Recent years have seen businesses under pressure to prioritise sustainability. Environmental awareness is on the rise, and consumers, investors and stakeholders have started to favour organisations with sustainability at the heart of their supply chain. People want to support businesses that protect the environment and treat workers well — they want to make ethical purchasing decisions.
By making sure your supply chain is sustainable and ethical, and by minimising the negative impact your business has on the environment and society, you’ll unlock a range of business benefits.
Prioritising sustainability can boost your branding efforts, protect against reputational damage and ultimately lead to more sales and increased revenue. Customers are more likely to value your brand if they share your passion for sustainability, and this can lead to increased customer loyalty and satisfaction.
So if you want your business to survive and thrive in a world that’s becoming ever-greener, you need to prioritise supply chain sustainability. But if you’re not sure how to go about transforming your current supply chain into a sustainable, ethical and responsible powerhouse, here are five simple steps to get you started.
1. Assess Your Supply Chain and Identify Sustainability Issues
To make your supply chain more sustainable, you need to understand its current situation — and what issues you’re facing.
Look at your supply chain in stages and consider the environmental, social, and economic impact of each of those stages. Think about how customers purchase your products, how you source materials and manufacture goods, how you manage inventory and forecast customer demand, and how goods or services are delivered.
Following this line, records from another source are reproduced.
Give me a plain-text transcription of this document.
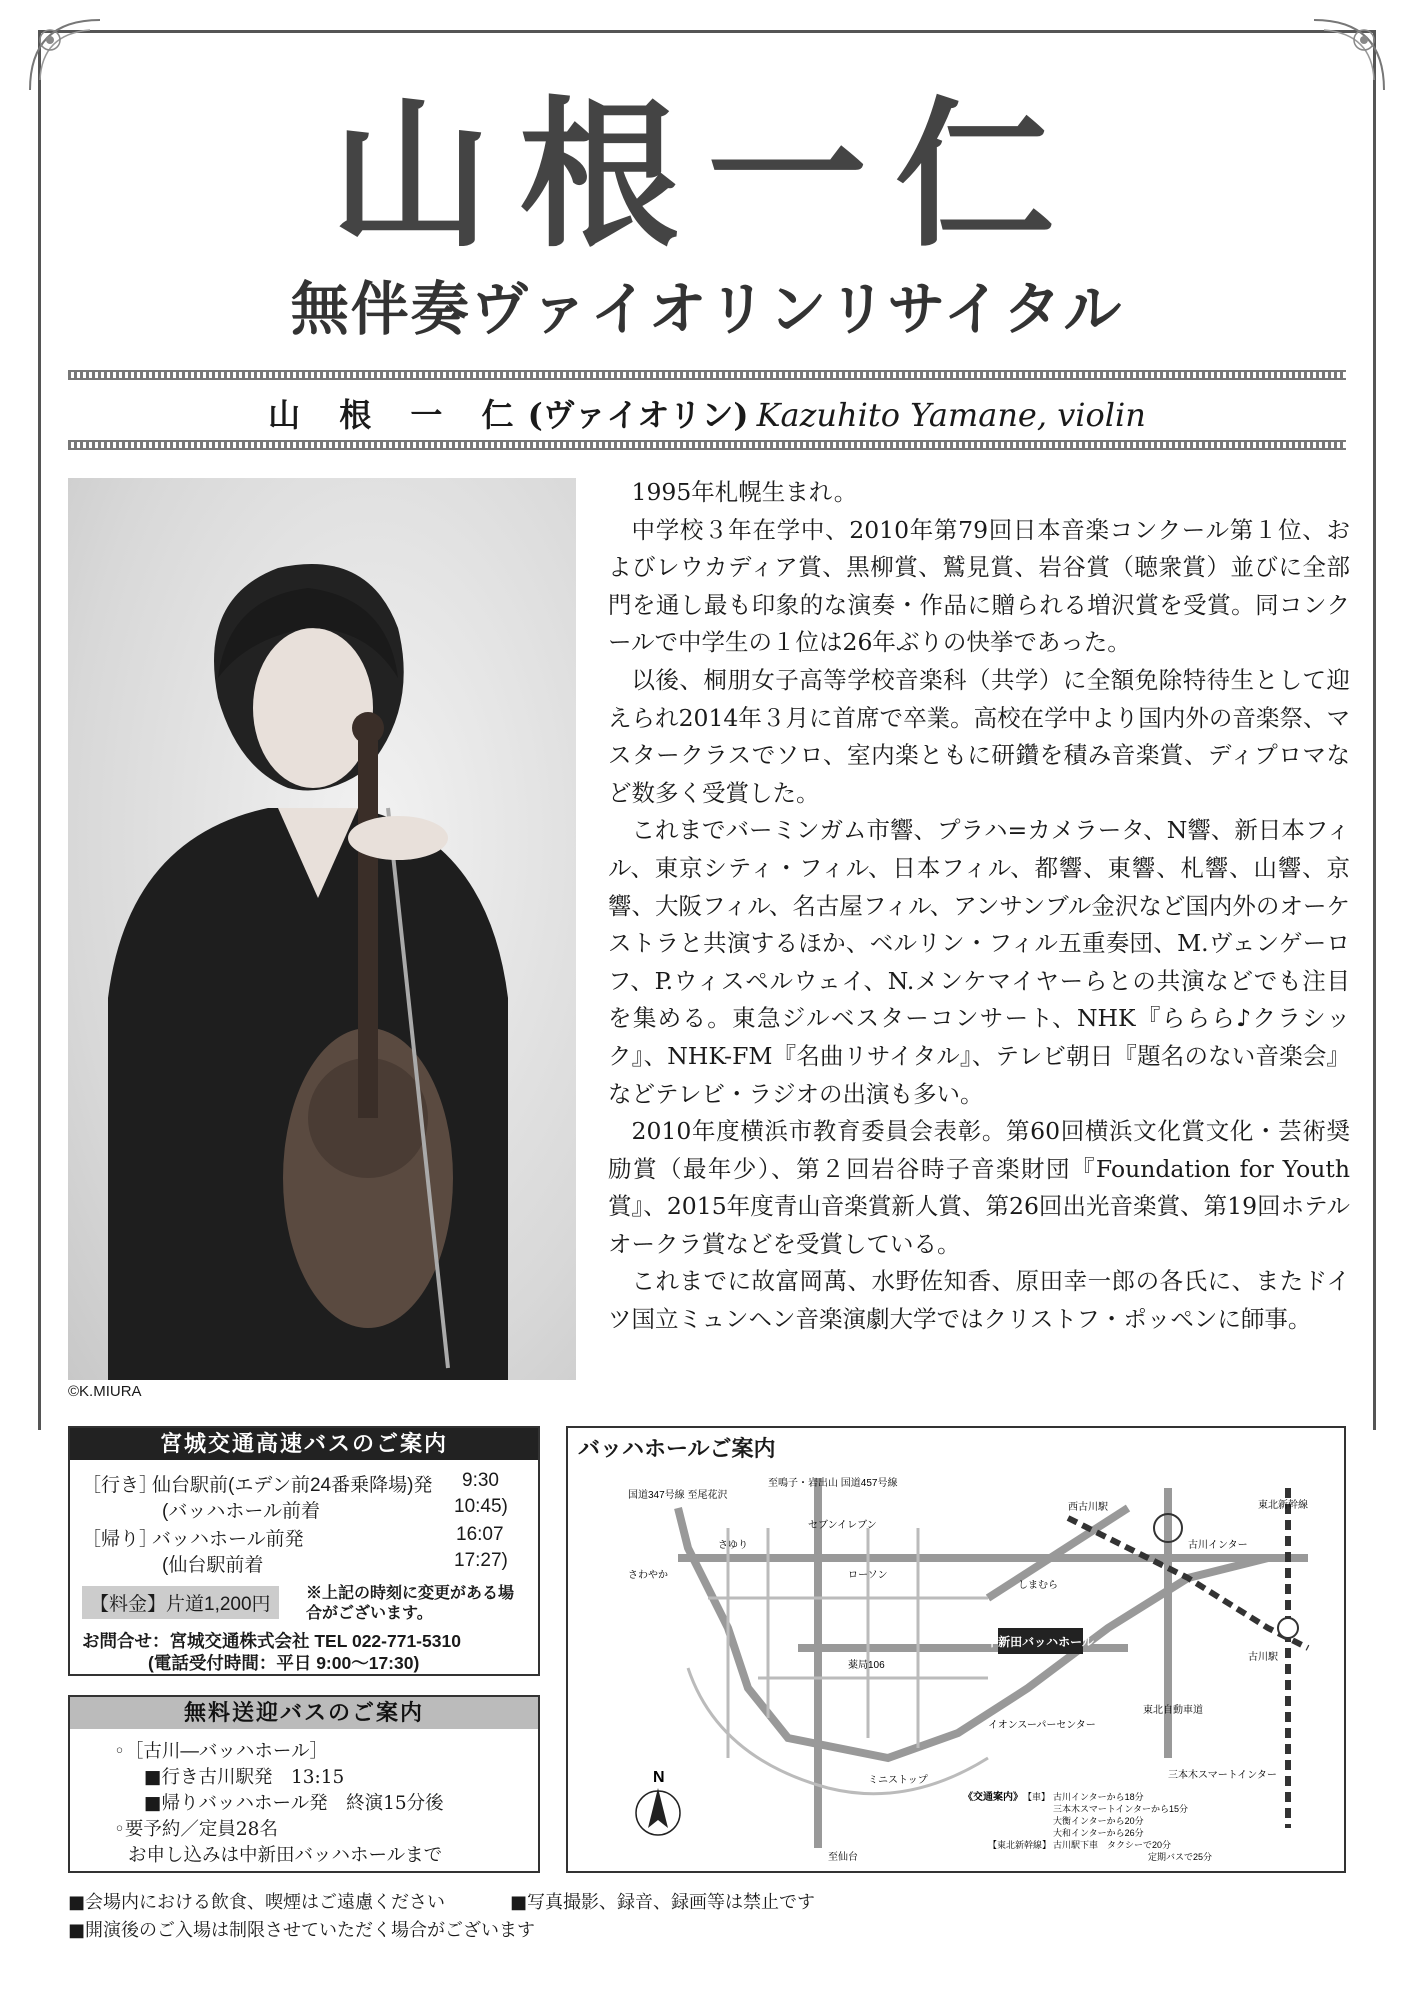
山根一仁
無伴奏ヴァイオリンリサイタル
山 根 一 仁(ヴァイオリン) Kazuhito Yamane, violin
©K.MIURA

1995年札幌生まれ。

中学校３年在学中、2010年第79回日本音楽コンクール第１位、およびレウカディア賞、黒柳賞、鷲見賞、岩谷賞（聴衆賞）並びに全部門を通し最も印象的な演奏・作品に贈られる増沢賞を受賞。同コンクールで中学生の１位は26年ぶりの快挙であった。

以後、桐朋女子高等学校音楽科（共学）に全額免除特待生として迎えられ2014年３月に首席で卒業。高校在学中より国内外の音楽祭、マスタークラスでソロ、室内楽ともに研鑽を積み音楽賞、ディプロマなど数多く受賞した。

これまでバーミンガム市響、プラハ=カメラータ、N響、新日本フィル、東京シティ・フィル、日本フィル、都響、東響、札響、山響、京響、大阪フィル、名古屋フィル、アンサンブル金沢など国内外のオーケストラと共演するほか、ベルリン・フィル五重奏団、M.ヴェンゲーロフ、P.ウィスペルウェイ、N.メンケマイヤーらとの共演などでも注目を集める。東急ジルベスターコンサート、NHK『ららら♪クラシック』、NHK-FM『名曲リサイタル』、テレビ朝日『題名のない音楽会』などテレビ・ラジオの出演も多い。

2010年度横浜市教育委員会表彰。第60回横浜文化賞文化・芸術奨励賞（最年少）、第２回岩谷時子音楽財団『Foundation for Youth 賞』、2015年度青山音楽賞新人賞、第26回出光音楽賞、第19回ホテルオークラ賞などを受賞している。

これまでに故富岡萬、水野佐知香、原田幸一郎の各氏に、またドイツ国立ミュンヘン音楽演劇大学ではクリストフ・ポッペンに師事。

宮城交通高速バスのご案内
［行き］
仙台駅前(エデン前24番乗降場)発 9:30
(バッハホール前着	10:45)
［帰り］
バッハホール前発	16:07
(仙台駅前着	17:27)
【料金】片道1,200円
※上記の時刻に変更がある場合がございます。
お問合せ：宮城交通株式会社 TEL 022-771-5310
(電話受付時間：平日 9:00〜17:30)
無料送迎バスのご案内
◦［古川―バッハホール］
■行き古川駅発　13:15
■帰りバッハホール発　終演15分後
◦要予約／定員28名
お申し込みは中新田バッハホールまで
バッハホールご案内
中新田バッハホール
国道347号線 至尾花沢
至鳴子・岩出山 国道457号線
西古川駅
古川インター
古川駅
東北新幹線
東北自動車道
三本木スマートインター
さゆり
さわやか	ローソン
セブンイレブン
イオンスーパーセンター
ミニストップ
しまむら
薬局106
至仙台
N
《交通案内》 【車】 古川インターから18分
三本木スマートインターから15分
大衡インターから20分
大和インターから26分
【東北新幹線】 古川駅下車　タクシーで20分
定期バスで25分
■会場内における飲食、喫煙はご遠慮ください	■写真撮影、録音、録画等は禁止です
■開演後のご入場は制限させていただく場合がございます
Within each stage of the supply chain, there will be factors affecting sustainability. For example, your transportation stage might involve using fossil fuels to deliver goods. Your manufacturing process might require hazardous substance control measures to prevent substances or by-products from harming people or the environment. Health and safety risks in any part of the supply chain can turn into environmental and financial issues, affecting your supply chain’s sustainability.
2. Ensure Ethical Sourcing
How you source your materials, and the sustainability of your suppliers has a huge impact on the ethics of your overall supply chain. So it’s important to communicate your sustainability goals to any current or potential suppliers. If suppliers are aware of your desire to make operations more sustainable, you can work together to make your supply chain more ethical and responsible.
A good way to ensure your supply chain sources materials ethically is to choose suppliers who are accredited and have certification in Environmental Management. To achieve and maintain accreditation, suppliers need to meet strict standards. So by selecting an accredited supplier, you know they have been thoroughly assessed to government and industry standards.
For example, by choosing a supplier who has achieved certification under the Common Assessment Standard, you can rest easy knowing they’ve demonstrated their competence and compliance across a wide range of risk management areas, including environmental risk management. Similarly, suppliers who have achieved ISO 14001 certification have implemented effective environmental management systems.
3. Spend Some Time Optimising Supply Chain Routes
The transportation and distribution stages of your supply chain can have a significant impact on the environment. Moving goods or materials from one place to another can burn a lot of fuel. Every mile travelled uses up valuable fossil fuels and produces harmful greenhouse gas emissions.
But you can cut down on the environmental impact of transportation by optimising supply chain routes. Consider alternative routes that cut out any unnecessary mileage, and think of ways to make return journeys more efficient.
For example, rather than delivering goods and having vehicles return to base empty-handed, consider whether any other materials could be picked up on the return journey. You could also partner with other businesses, split the costs of transportation, and pick up/deliver materials for them on the return journey.
Another way to optimise supply chain routes is to select suppliers who are geographically closer to your business. This is something to consider during the procurement process.
4. Reduce Waste through Demand Planning
Overproduction is something all businesses want to avoid. Producing too many goods or materials can result in unnecessary waste and by-products of production, not to mention it can cost your business time and money.
By reducing the risks of overproduction, you can reduce the environmental impact of the production stage of your supply chain. This step is reliant on forecasting customer demand as accurately as possible.
Accurate demand planning involves statistical forecasting. Using intelligent software and existing data from your business — such as information about seasonal sales and your historical growth rate — you can create a quantitative baseline forecast.
5. Establish Transparency in Your Business
Be open and honest with your customers, investors, stakeholders and suppliers about your supply chain and visions for sustainability. Transparency can increase trust in your brand and help you make the most of the benefits of sustainability.
76% of millennials say that when a company claims to take a stance against environmental or social issues, they research to check the claim is authentic. So by offering complete transparency into your supply chain, you can demonstrate your sustainability and benefit from increased customer loyalty and satisfaction.
Offering customers insight into your supply chain can also encourage you to make your supply chain as sustainable as possible. With your business operations on show for customers, investors and competitors to see, you may be more likely to take all of the steps you can to reduce your supply chain’s negative impact on society and the environment.